The tree of life has gained a new branch with the discovery of a vanishingly small deep-sea microbe. The minuscule organism, described in the 2 May issue of Nature, could shed light on the earliest stirrings of our single-celled ancestors.
The new organism was found by Karl Stetter and colleagues of Regensburg University, Germany, while studying rock samples taken from hot underwater vents north of Iceland. Although most of the ocean floor is cold and nearly lifeless, these vents--and the plumes of hydrogen and sulfur that escape from them--serve as oases for some of Earth's oddest life-forms.
A group that flourishes there is the Archaea, one of the three main divisions of life. (The other two divisions are the Eukaryota, which are made of cells like ours with organelles and DNA packed into a nucleus, and the prokaryotic Bacteria, which lack these features.) The prokaryotic Archaea branched off from bacteria long before our eukaryotic lineage, perhaps more than 2 billion years ago. Like the coelacanth, the Archaea are considered "living fossils" because they retain features of ancient life-forms--invaluable for piecing together the evolutionary history of today's creatures.
Stetter's group was cultivating a deep-sea archaeote in the lab called Ignicoccus, when they noticed some unusually tiny cells about 400 nanometers in diameter.

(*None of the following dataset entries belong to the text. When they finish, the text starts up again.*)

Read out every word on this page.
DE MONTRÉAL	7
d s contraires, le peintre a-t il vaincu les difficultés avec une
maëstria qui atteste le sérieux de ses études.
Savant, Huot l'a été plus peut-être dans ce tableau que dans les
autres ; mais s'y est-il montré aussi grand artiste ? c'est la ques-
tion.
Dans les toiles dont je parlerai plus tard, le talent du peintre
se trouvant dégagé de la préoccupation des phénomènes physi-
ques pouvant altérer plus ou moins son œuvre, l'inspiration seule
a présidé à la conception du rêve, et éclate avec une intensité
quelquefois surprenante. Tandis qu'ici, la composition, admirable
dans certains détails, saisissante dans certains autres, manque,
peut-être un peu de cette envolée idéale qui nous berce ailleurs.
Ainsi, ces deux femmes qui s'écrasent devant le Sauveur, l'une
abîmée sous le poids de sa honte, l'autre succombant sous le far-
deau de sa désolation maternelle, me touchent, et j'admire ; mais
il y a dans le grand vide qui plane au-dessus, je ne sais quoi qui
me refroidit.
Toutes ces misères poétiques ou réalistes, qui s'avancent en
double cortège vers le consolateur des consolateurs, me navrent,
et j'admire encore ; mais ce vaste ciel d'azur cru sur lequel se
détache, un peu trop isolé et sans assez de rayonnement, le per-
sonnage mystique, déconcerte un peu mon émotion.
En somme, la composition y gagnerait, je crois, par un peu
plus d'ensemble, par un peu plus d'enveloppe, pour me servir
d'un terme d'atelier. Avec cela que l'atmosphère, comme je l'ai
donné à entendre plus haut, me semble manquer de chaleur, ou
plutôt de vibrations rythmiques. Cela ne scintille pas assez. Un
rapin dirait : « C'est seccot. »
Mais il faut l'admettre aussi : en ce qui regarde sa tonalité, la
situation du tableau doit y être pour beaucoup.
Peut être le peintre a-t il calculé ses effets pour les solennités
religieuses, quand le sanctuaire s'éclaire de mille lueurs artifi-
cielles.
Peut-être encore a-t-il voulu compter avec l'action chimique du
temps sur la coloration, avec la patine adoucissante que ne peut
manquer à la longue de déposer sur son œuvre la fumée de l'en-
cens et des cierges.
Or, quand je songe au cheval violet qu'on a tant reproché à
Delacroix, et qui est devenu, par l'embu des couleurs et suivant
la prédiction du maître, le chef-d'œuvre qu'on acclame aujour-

Rarely floating free, the spherical cells were attached to the Ignicocci, sometimes in groups of two or three and sometimes bunched like strings of pearls. They absorbed a dye that binds to DNA, which suggested that they are alive. But their DNA sequence defied classification into known groups of microbes. Further analysis proved that these cells are not only alive, but form an entirely new phylum of the Archaea.
The so-called Nanoarchaea seem to be linked symbiotically with the Ignicocci, because they could not be cultured alone. Indeed, the tiny microbe has perhaps the world's most streamlined genome, around 500 million base pairs. In spite of its small size, says biologist Ford Doolittle of Dalhousie University in Canada, "it is as worthy of our notice as any coelacanth or other macroscopic living fossil." Insights into the Nanoarchaea, he says, could illuminate the murkiest depths of evolutionary history.